One of the most important opportunity TDD gives us, from my point of view, is to develop projects incrementally, adding features one by one, which means ideally we have working system at every point in time.
What I am asking is, when the project involves working with a database, can we use this incremental approach for creating database structure or should we work the structure out before start writing code? I know it's hard to predict what the structure of database will be like in 1 year from now, but generally, what's the best practice on it?
views:
196answers:
6The answer here is fairly obvious really, as far as I'm concerned.
You design the database structure. TDD, to a degree, isn't about testing logic (logic in the head) it's about testing implementation, and making sure it stays consistent.
Designing a DB, as with designing anything, is about getting it correct logically and conceptually. I.e. making sure you have the right fields, that the table will be useful, that it ensures and implies the right sort of relationships, and that it allows all the sorts of actions that you wish.
So, before you write any code you need to have this "thing", to know what your code will do. Thus, it follows trivially that you make the DB first, and then write code to test it.
Perhaps it will be shown, via testing, that you forgot something. Okay, this is good an appropriate; so go back and add it, and then continue testing.
The benefit of TDD and YAGNI is that it explicitly adresses the issue that we, as developers, can't predict future requirements. That is just as true for relational database design as it is for object-oriented code.
The database is an implementation detail. Its only purpose is to support the application by providing persistence services. If you don't know what your code is going to do three months from now, it would be illusory to think that you know what your database is going to look like.
For me, this is a question with a "theoretical" answer and a "real world" answer.
In theory, you add a column as and when you need it, and you refactor your database as you go, because that's agile.

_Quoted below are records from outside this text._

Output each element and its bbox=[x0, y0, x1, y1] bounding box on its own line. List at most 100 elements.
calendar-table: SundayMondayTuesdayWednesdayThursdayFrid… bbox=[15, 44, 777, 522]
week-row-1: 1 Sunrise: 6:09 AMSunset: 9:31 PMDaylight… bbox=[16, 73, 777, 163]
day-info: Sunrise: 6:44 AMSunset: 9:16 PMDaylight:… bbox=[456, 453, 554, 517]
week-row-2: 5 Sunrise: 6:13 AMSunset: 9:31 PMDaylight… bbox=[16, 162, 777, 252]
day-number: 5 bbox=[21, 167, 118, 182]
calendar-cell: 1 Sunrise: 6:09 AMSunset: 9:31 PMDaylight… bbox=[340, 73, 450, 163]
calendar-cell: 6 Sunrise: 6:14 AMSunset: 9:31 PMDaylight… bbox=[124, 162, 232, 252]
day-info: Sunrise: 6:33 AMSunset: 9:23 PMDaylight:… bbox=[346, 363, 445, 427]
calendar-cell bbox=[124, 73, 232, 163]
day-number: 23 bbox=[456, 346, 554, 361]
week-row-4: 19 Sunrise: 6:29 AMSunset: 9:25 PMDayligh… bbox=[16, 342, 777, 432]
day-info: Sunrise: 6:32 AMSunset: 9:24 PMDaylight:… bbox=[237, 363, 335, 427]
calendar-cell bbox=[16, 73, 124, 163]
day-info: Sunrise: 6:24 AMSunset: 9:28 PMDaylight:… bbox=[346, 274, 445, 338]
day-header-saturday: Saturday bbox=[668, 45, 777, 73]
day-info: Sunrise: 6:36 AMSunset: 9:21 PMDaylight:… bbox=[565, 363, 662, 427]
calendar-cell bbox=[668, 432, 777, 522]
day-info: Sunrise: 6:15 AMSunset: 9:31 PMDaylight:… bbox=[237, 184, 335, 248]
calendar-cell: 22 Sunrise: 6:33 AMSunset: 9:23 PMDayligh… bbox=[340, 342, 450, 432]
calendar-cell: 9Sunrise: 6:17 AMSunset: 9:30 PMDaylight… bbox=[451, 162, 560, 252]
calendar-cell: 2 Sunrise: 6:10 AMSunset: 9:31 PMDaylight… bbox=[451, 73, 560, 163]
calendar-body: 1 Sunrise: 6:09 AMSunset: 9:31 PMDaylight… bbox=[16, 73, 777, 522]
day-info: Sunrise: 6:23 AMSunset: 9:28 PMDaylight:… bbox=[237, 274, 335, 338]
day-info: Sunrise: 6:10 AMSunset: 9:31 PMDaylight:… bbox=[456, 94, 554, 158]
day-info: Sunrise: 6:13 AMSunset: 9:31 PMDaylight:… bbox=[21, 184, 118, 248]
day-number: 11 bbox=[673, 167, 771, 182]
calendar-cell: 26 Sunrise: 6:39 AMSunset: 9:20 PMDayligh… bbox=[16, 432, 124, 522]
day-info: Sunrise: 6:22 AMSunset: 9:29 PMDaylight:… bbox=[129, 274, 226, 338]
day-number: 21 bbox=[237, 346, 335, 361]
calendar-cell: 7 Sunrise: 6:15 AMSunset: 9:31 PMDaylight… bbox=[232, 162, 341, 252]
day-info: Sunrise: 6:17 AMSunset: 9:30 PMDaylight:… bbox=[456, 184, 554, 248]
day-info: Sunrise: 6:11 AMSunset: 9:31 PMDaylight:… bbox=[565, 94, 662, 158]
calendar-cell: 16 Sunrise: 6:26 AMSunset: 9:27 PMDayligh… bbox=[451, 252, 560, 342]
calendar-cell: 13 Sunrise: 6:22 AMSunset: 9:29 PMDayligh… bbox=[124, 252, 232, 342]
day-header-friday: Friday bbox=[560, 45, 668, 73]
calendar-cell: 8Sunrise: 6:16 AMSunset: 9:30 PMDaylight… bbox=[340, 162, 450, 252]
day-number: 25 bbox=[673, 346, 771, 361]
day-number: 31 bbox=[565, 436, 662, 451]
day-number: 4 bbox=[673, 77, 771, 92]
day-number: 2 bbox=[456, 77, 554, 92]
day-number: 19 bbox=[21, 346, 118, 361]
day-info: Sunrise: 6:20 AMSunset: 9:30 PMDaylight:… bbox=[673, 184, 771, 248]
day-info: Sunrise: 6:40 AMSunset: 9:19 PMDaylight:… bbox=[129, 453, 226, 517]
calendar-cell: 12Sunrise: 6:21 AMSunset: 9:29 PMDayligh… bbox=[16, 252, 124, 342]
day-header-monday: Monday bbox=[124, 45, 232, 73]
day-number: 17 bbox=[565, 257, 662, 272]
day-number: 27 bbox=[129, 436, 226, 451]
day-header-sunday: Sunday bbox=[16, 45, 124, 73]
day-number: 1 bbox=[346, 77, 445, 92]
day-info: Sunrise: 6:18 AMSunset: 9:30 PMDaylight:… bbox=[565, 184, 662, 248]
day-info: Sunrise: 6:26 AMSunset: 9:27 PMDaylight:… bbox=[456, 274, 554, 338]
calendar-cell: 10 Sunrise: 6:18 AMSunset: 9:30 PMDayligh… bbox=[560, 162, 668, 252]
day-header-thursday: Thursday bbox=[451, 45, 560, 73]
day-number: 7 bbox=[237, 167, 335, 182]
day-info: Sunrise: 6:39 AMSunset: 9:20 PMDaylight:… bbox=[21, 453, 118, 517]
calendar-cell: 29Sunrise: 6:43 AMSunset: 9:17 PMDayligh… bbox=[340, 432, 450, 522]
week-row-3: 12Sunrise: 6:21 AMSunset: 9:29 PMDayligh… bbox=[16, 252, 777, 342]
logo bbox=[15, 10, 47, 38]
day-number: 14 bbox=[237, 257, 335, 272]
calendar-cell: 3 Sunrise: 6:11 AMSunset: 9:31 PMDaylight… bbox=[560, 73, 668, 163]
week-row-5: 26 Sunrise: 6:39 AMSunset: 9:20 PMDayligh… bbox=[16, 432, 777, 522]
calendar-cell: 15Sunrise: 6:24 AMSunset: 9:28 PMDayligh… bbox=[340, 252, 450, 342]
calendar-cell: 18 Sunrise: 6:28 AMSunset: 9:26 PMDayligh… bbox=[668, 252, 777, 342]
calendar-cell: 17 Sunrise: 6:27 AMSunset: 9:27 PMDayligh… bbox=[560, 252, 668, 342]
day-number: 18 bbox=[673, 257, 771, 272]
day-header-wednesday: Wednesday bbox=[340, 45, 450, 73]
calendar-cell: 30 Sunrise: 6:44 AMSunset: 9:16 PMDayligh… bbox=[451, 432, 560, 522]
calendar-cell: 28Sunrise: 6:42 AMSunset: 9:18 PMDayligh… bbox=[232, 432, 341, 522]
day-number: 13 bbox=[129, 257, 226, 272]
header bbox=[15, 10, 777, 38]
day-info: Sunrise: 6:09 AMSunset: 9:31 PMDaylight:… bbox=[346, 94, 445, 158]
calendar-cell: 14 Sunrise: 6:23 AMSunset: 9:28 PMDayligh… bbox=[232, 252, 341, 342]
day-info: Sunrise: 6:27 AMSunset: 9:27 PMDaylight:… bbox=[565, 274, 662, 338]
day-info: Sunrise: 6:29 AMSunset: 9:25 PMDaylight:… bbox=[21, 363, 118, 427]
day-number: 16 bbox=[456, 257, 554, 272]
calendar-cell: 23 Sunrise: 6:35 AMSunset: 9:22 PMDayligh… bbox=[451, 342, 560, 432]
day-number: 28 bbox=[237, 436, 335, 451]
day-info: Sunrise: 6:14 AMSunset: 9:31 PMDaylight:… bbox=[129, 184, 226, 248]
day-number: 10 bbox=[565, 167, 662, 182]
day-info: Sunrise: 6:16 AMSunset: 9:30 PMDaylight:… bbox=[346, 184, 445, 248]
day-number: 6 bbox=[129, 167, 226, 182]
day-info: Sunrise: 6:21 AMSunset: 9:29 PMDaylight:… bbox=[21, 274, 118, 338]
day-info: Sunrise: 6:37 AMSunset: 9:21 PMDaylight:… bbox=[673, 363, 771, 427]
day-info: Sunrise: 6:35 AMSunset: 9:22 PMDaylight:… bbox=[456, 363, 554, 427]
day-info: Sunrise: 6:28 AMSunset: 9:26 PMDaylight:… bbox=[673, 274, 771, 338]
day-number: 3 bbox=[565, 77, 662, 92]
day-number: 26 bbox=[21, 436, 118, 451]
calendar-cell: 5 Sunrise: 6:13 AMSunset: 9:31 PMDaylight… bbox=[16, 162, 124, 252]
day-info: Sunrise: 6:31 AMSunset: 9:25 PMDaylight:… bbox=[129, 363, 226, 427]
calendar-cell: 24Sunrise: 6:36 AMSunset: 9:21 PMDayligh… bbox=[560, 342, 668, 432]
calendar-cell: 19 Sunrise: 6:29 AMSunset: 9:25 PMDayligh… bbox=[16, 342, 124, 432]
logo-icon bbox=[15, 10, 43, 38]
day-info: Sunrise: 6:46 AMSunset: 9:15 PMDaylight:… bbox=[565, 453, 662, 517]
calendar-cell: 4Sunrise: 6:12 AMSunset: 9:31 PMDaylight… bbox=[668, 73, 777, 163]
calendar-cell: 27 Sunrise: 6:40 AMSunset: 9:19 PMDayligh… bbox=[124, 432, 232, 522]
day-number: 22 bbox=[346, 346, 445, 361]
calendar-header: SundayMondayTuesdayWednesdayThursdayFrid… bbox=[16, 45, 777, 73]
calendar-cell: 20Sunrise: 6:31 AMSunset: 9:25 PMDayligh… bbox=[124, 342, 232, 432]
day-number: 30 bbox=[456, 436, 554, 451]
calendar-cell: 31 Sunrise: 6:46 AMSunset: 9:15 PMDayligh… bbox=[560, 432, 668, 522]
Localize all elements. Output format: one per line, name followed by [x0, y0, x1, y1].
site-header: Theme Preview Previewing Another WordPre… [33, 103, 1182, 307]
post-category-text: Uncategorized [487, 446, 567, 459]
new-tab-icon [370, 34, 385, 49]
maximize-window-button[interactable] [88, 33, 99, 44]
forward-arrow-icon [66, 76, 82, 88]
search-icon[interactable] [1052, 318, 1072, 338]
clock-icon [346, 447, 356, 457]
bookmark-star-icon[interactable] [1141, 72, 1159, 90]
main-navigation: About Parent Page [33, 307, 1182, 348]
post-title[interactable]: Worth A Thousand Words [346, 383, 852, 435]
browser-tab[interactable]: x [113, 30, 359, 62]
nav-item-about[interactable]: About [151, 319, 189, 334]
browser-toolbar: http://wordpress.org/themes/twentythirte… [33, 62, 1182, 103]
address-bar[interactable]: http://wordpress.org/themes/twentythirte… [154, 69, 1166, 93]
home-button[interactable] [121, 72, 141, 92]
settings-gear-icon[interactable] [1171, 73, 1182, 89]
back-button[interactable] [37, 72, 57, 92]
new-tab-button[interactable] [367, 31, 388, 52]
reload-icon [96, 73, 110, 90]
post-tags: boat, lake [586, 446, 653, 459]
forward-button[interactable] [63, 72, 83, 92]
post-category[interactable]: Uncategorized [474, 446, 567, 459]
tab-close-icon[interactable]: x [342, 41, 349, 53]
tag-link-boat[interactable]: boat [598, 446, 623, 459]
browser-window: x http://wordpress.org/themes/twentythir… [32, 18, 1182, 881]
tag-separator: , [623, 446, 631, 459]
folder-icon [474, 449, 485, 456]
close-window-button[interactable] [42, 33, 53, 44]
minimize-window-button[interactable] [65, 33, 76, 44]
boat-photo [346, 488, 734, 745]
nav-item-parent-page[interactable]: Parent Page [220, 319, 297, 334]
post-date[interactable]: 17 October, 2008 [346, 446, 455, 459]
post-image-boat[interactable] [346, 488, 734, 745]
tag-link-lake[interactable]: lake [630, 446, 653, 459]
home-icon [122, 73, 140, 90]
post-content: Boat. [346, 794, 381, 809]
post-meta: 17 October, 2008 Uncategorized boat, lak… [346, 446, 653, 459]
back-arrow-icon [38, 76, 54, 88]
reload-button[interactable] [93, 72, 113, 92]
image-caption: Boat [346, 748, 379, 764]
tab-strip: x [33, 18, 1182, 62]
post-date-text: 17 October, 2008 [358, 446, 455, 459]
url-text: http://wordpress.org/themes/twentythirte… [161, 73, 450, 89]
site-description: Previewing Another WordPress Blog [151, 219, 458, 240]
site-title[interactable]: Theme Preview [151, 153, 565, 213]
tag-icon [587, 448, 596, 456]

In the real world, your DBAs will kill you if they have to rebuild your test data every five minutes because you've changed the schema again. And in a smaller project, you'll get personally sick of having to spend half your time maintaining an unstable database.
As skaffman alluded to in a comment: database maintenance is generally more expensive than code maintenance. This is doubly true for rollout: you can roll an entire new application without a hitch, but try planning a live database upgrade without breaking your data.
It's a difficult discussion, because agile purists will insist that everything should be done "just in time." But, as in most things agile, the reality is that someone needs to be looking ahead of the next release. Priorities do change, but if there's not at least a vague idea of what the product will look like in 6 months then you've got bigger problems than development methodology...
The role of an architect (or tech lead, or chief DBA, or whatever flavour you have) is to be looking ahead those few months and planning for what you are 90% sure is coming, and part of that will be defining the data you're going to need and where it's likely to live.
So, perhaps instead of adding a column at a time, add a table at a time. Find the balance that suits your project and your development process, without doubling your workload.
If your tables are in Boyce-Codd Normal Form or better, then they should be quite easily used by any application without modification, assuming they actually store the data needed. The whole point of relational databases and relational modeling is to develop a data model independent of any application's search paths or commonly used queries.
And it is quite easy to design a properly normalized database "up front," at least if you know what the data being managed up front is.
The only reason you would need to "refactor" an RDBMS schema is if the original design was prima facie unacceptable to any competent eye. Now, some tablespaces or indexing might need to be tweaked, but that has nothing to do with the design.
can we use this incremental approach for creating database structure or should we work the structure out before start writing code?
Yes you can (have a look at Fowler's Evolutionary Database Design). And no you shouldn't work the structure up front (this is BDUF). Scott Ambler has also written a lot on this and on the techniques that allow to apply it in real like. Chek out Agile Database Techniques, Refactoring Databases: Evolutionary Database Design and The Process of Database Refactoring: Strategies for Improving Database Quality for example.
And as I said in a comment, if your DBA doesn't like (if he acts with the model and data like Gollum with the precious), get another DBA, a DBA that understand the work of Fowler and Ambler. Period.
Several approaches may be taken to reduce the difficulty of refactoring the database to match the code that TDD generates. Consider either generating your database from the classes you create as part of the TDD process.
Another possibility is to generate your database, test data, and possible even the basic repository code, from a conceptual database model using a tool like NORMA. The "ORM" here is Object-Role Modeling (the "other" ORM), and NORMA is a Visual Studio add-in that can generate DDL and code from a conceptual model.
The nice thing is, even if the conceptual model changes significantly (a relation becoming many-to-many, for instance), then both the code and DDL will change to reflect that.